All known thyroid diseases are possible in later childhood and adolescence. "Due to the improved iodine supply, iodine deficiency diseases are rather rare today," explained Krude (9). Also, hot and cold lumps and thyroid cancer are not common in children.

 

On the other hand, under and overfunction are more common, mostly as a result of an autoimmune thyroid disease such as Hashimoto's thyroiditis. The incidence of the disease in Western Europe is 1 to 2 percent of the total population; Subclinical courses are more common and range from 6 to 8 percent (16). Hashimoto's thyroiditis is often associated with other autoimmune diseases such as type 1 diabetes. Girls generally get sick earlier than boys.

 

As with Graves' disease, antibodies against thyroid tissue can be detected in Hashimoto's thyroiditis. In contrast to Graves' disease, however, the antibodies trigger a chronic inflammatory process in the thyroid tissue. In the early stages of the disease, diseased thyroid cells initially transfer more hormones into the blood; therefore hyperthyroidism occurs first.

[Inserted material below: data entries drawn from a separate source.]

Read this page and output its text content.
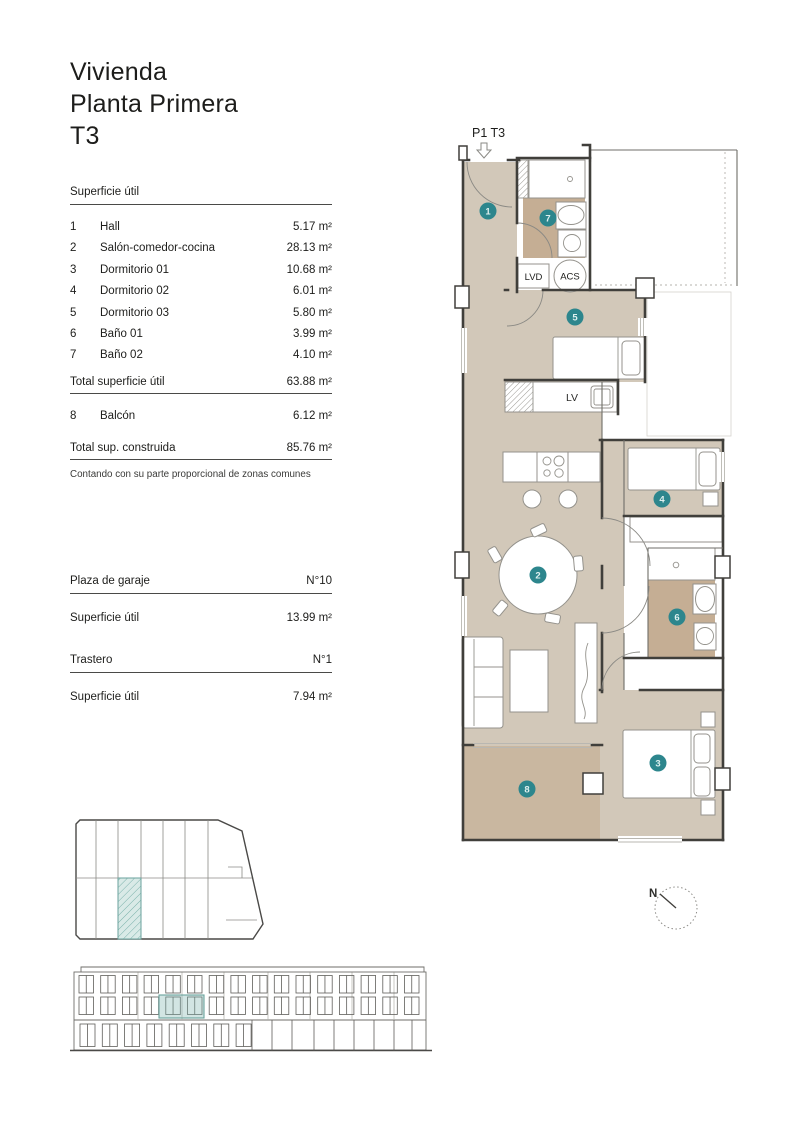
Vivienda
Planta Primera
T3
Superficie útil
1	Hall	5.17 m²
2	Salón-comedor-cocina	28.13 m²
3	Dormitorio 01	10.68 m²
4	Dormitorio 02	6.01 m²
5	Dormitorio 03	5.80 m²
6	Baño 01	3.99 m²
7	Baño 02	4.10 m²
Total superficie útil	63.88 m²
8	Balcón	6.12 m²
Total sup. construida	85.76 m²
Contando con su parte proporcional de zonas comunes
Plaza de garaje	N°10
Superficie útil	13.99 m²
Trastero	N°1
Superficie útil	7.94 m²
P1 T3
LVD ACS
LV
1
2
3
4
5
6
7
8
N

In the long term, however, the hyperthyroidism turns into an underfunction due to permanent cell death (1).

 

Careful diagnosis

 

"Thyroid disorders can manifest themselves in many ways in children and adolescents," said Dr. Beate Quadbeck, doctor for endocrinology and diabetology, Düsseldorf, at the symposium (9). The characteristic symptoms change with age (Table 1). Diseases like Hashimoto's thyroiditis can show symptoms of both hypothyroidism and hyperthyroidism. This makes diagnosis more difficult (13).